Matt Thompson, Corus’s vice president and associate general counsel, noted the commission cannot just look at the supply of kids programming without also looking at the distribution environment (the CRTC is reviewing the market dynamics between program creators and broadcasters).
“You can’t just focus on the supply side as it relates to kids’ programming, forcing broadcasters with limited distribution opportunities to make a programming that may not be distributed is not a tenable proposition.”
Reeb added that, “if the Commission wants to truly address the demand side, that it should reconsider a proposal that this company, Corus, made many years ago, and that is to ensure mandatory distribution of children’s channels in the cable ecosystem and potentially in the virtual BDU ecosystem as well.
“Not everyone wants to pay for the distribution of children’s services, but they are very important to the cultural fabric and to the entertainment of kids going for.”
Before his election win, Prime Minister Mark Carney vowed to pledge $150 million to shore up CBC/Radio-Canada and enshrine the funding in the law if he was elected.

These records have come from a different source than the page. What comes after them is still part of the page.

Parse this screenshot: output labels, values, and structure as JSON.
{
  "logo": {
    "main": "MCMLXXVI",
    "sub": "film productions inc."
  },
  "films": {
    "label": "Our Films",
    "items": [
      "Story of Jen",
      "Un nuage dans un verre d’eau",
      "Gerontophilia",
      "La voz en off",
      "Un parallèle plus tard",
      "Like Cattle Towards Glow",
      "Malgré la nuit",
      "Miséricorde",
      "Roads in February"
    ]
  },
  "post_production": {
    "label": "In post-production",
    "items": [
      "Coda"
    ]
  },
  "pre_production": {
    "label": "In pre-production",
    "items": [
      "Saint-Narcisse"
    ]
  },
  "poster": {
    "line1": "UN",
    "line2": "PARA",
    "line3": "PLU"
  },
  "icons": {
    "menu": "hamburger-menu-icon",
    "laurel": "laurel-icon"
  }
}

The promise followed proposed changes aimed to modernize CBC/Radio-Canada by then-Heritage Minister Pascale St-Onge, who pledged in February to secure “stable and predictable” funding for the broadcaster via a statutory appropriation based on an annual per capita formula. Part of the idea is for the CBC to be less reliant on advertising and subscription revenues that “risks compromising its objectives of public service, by favouring revenue-generating content to the detriment of the social, cultural and democratic benefits intended in its mandate.”
But there has been no commitment so far to force the public broadcaster out of the private ad market, which has peeved the private broadcasters who feel it’s not fair that they have to compete with the Mother Corp. in a competitive ad market.

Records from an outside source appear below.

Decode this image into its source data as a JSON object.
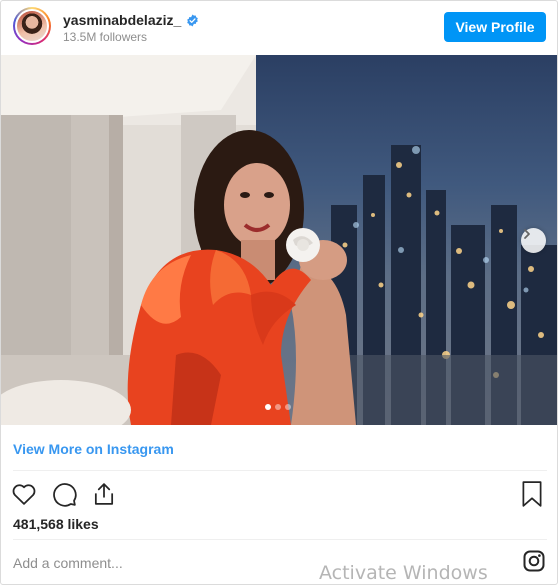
{
  "header": {
    "username": "yasminabdelaziz_",
    "followers": "13.5M followers",
    "view_profile_label": "View Profile"
  },
  "carousel": {
    "total_slides": 3,
    "active_slide": 1
  },
  "links": {
    "view_more": "View More on Instagram"
  },
  "stats": {
    "likes": "481,568 likes"
  },
  "comment": {
    "placeholder": "Add a comment..."
  },
  "watermark": {
    "text": "Activate Windows"
  },
  "colors": {
    "accent": "#0095f6",
    "link": "#3897f0",
    "dress": "#e8431f"
  },
  "icons": {
    "verified": "verified-badge-icon",
    "like": "heart-icon",
    "comment": "comment-icon",
    "share": "share-icon",
    "save": "bookmark-icon",
    "next": "chevron-right-icon",
    "brand": "instagram-icon"
  }
}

Quebecor’s overall position before the CRTC is similar to other private broadcasters: that its regulatory obligations must be loosened to compete, and it’s simply not enough that the CRTC impose contributions on the online streamers.

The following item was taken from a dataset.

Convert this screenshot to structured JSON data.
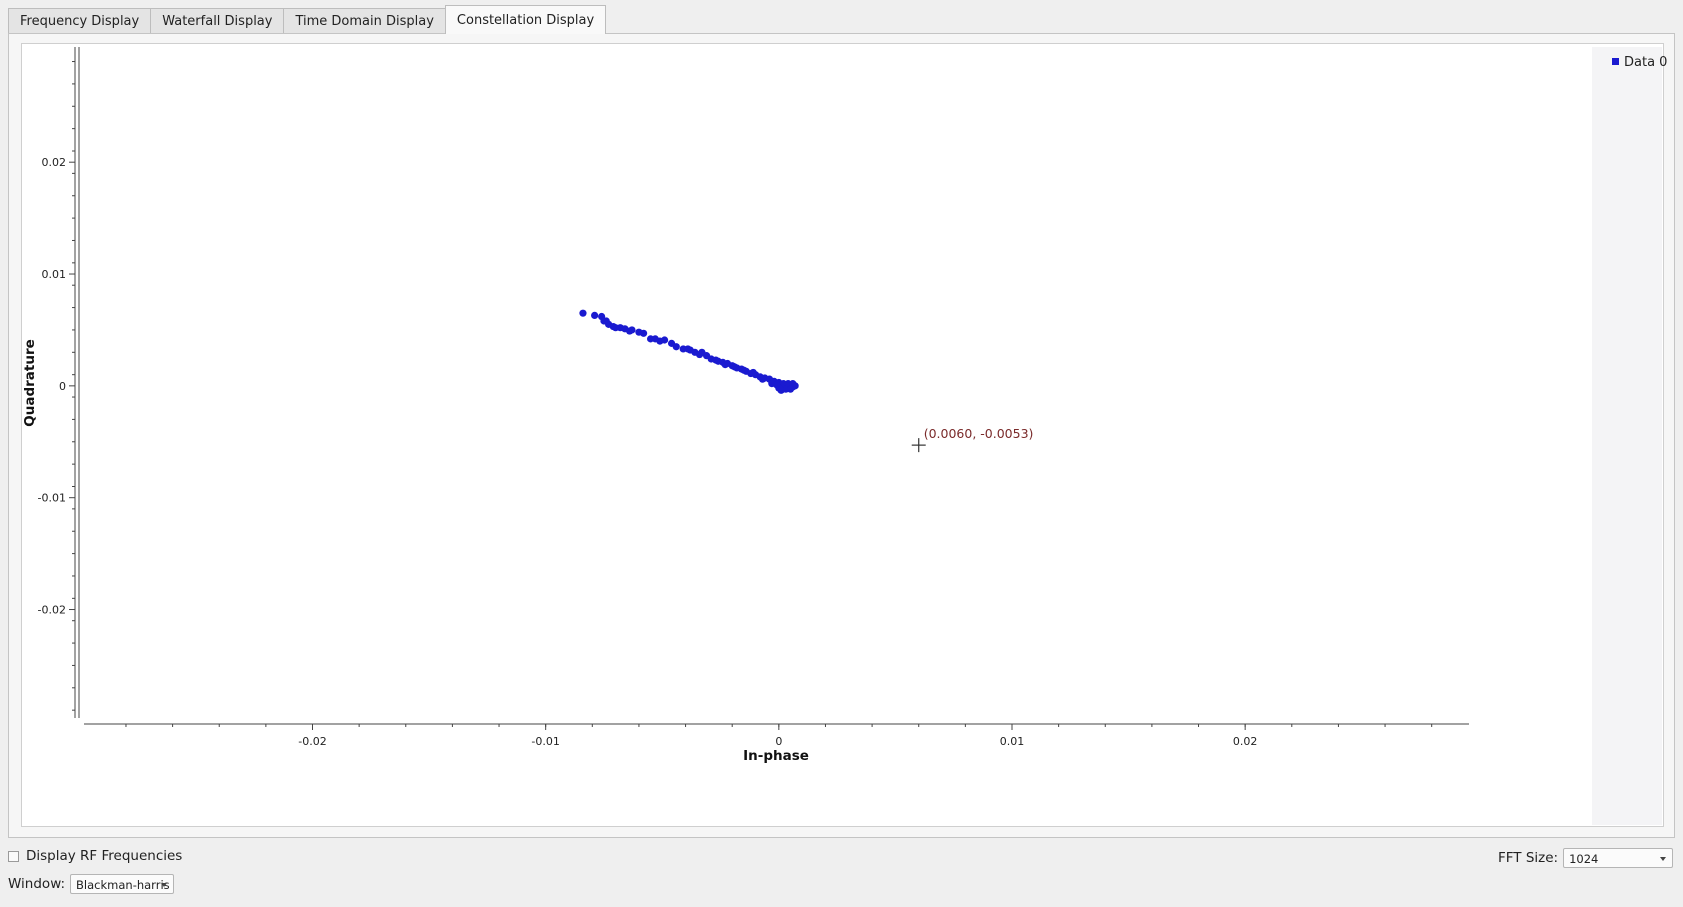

The company’s executives also advocated for foreign streamer contributions into the funds, including news. (The foreign streamers have been granted a hearing challenging the base contribution of five per cent of annual Canadian revenues before the Federal Court of Appeal next month.)
The CRTC is also contemplating doing away with programs of national interest (PNI) requirements, which include obligations toward programs that the Indigenous Screen Office, which has an annual budget of about $13 million, described on Tuesday as being at risk: dramas, feature films, and documentaries.
Representatives from the ISO expressed concern that losing PNI would mean a fallback on market forces that, to them, have not demonstrated that they would rush to fund these programs, which they said could jeopardize indigenous cultural expression.
The ISO is proposing that a minimum contribution be required, and that any incentive-based model that may be introduced by the CRTC should not come at the expense of that contribution.
The Public Interest Advocacy Centre (PIAC) also urged Tuesday that the commission ensure that any system the regulator employs — including its proposed expanded point system — incentivizes Canadian content, promotes equity, diversity and inclusion, and is easy to follow.
It also urged the commission, before it contemplates doing away with PNI requirements, to first find evidence that the programs supported by that mechanism will continue to be supported. It also asked the commission to keep in mind that onerous obligations on streamers could mean reduced investment in the country.